Darina al-Joundi : J’ai écrit l’histoire de May Ziadé pour accepter la mienne

L'auteure et comédienne signe au Salon du livre son troisième opus, « Prisonnière du Levant » (éditions nos héroïnes, Grasset), et évoque cette région à laquelle elle est très attachée.

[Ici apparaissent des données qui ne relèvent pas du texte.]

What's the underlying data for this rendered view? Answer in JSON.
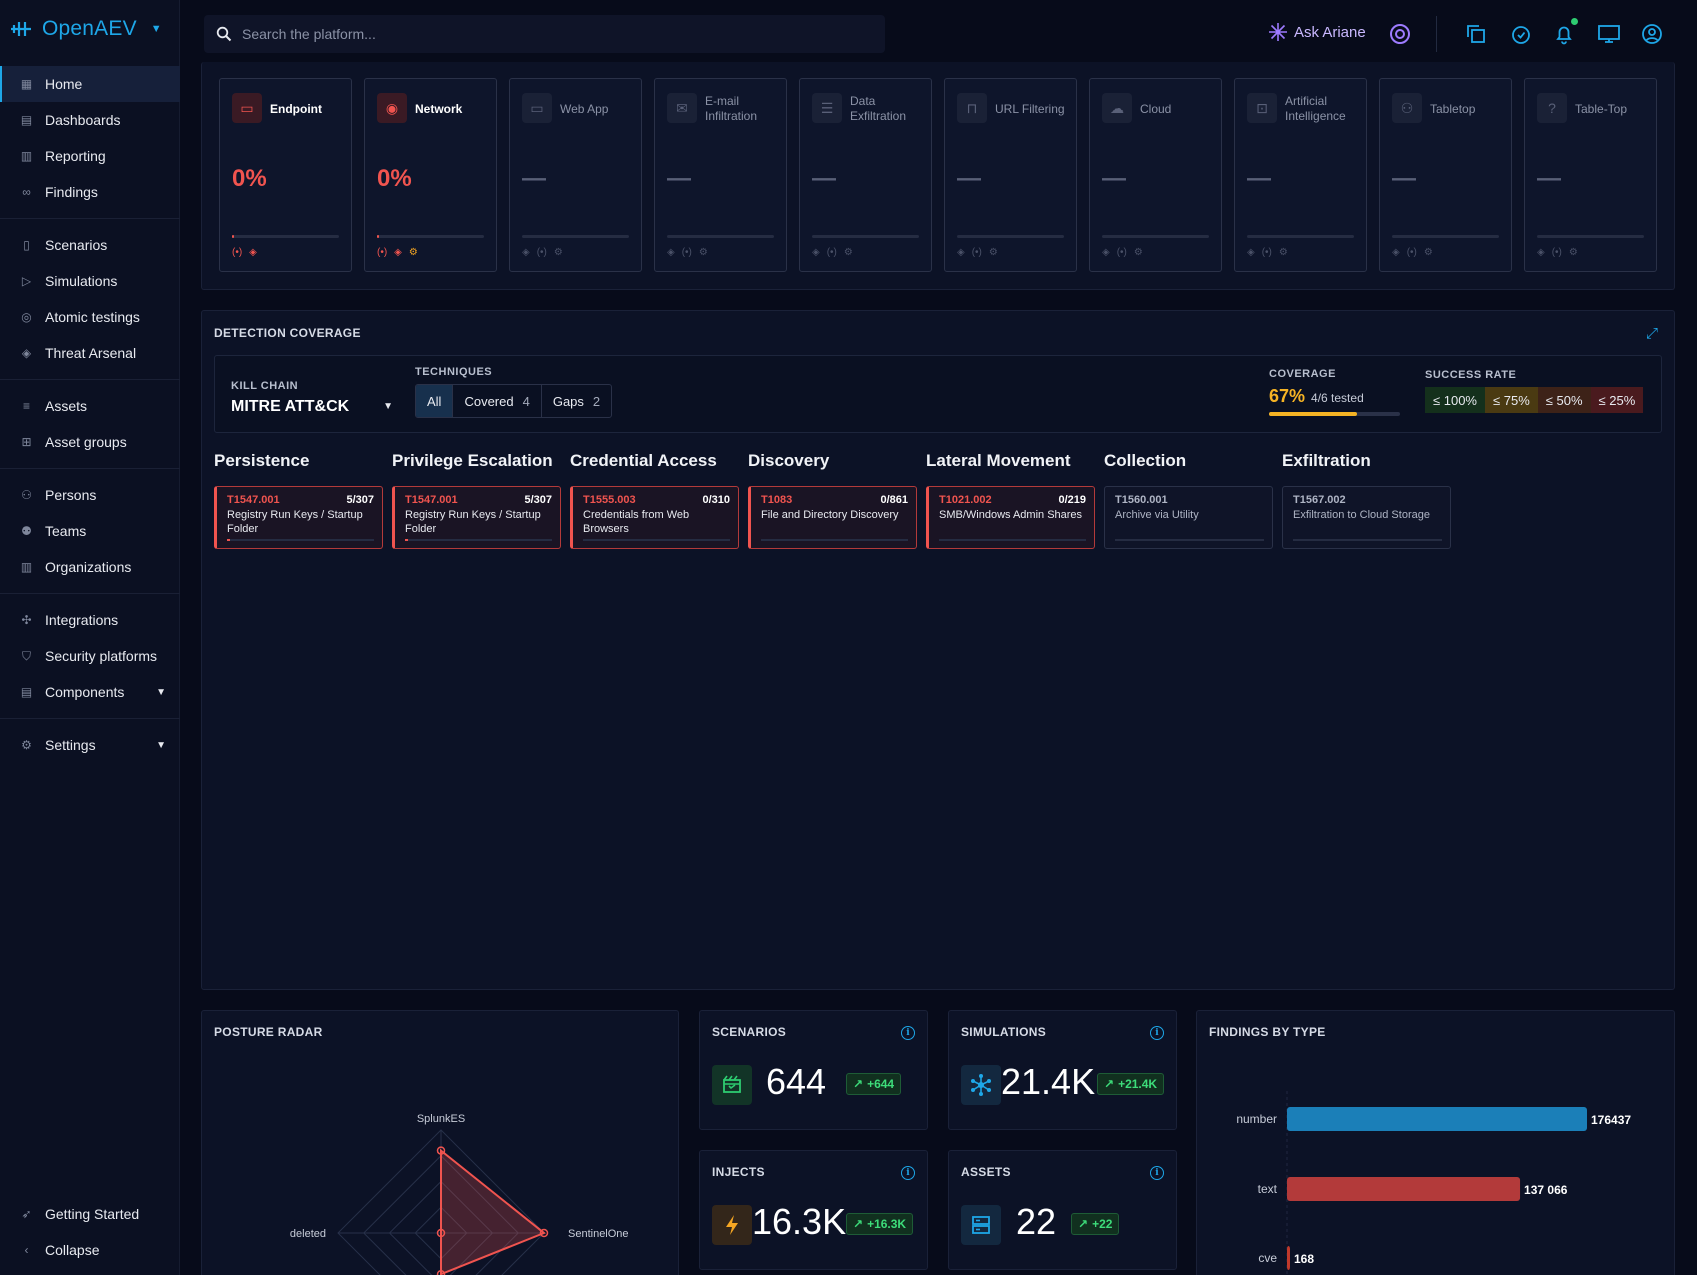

Darina al-Joundi : «  J’écris comme je le dis et je joue comme je vis. » Photo Michel Sayegh

Darina al-Joundi parle à grand renfort de gestes, ses mains effectuent des circonvolutions dans l'air, comme une danseuse de ballet qui s'exprime avec son corps, ou comme quelqu'un qui voudrait chasser certaines pensées et en rapprocher d'autres. Les mots, qu'elle fait siens avec aisance, sont directs, francs, honnêtes, et son rire se répercute en faisant des ondes. Un écho qui traverse les couloirs du temps.

 

Miroir pour l'éternité
Dans la préface de son troisième opus, Prisonnière du Levant (éditions nos héroïnes, Grasset), qu'elle est venue présenter au Salon du livre, l'auteure a écrit un beau merci à May Ziadé, la grande poétesse et romancière libanaise du début du XXe siècle à qui elle dédie cet ouvrage en reprenant les mots d'Ahmad Shamfou : « Je mets un miroir devant le tien. Pour faire de toi une éternité. » Plus loin, elle explique les raisons qui l'ont poussée à rédiger ce roman : « J'ai décidé d'écrire l'histoire de May Ziadé pour m'aider à accepter la mienne. Un peu comme une thérapie. J'avais besoin de savoir que quelqu'un était passé par là. » En May Ziadé, Darina al-Joundi retrouve son alter ego, son autre. Et bien que la grande écrivaine vouait un amour platonique à Gebran Khalil Gebran et que la comédienne porte, elle, un amour profond pour l'amour tout court, les similitudes sont nombreuses entre les deux femmes. Féministes engagées, par exemple, elles ont toutes deux provoqué maintes vagues et toutes deux été internées à l'instigation de leurs familles respectives.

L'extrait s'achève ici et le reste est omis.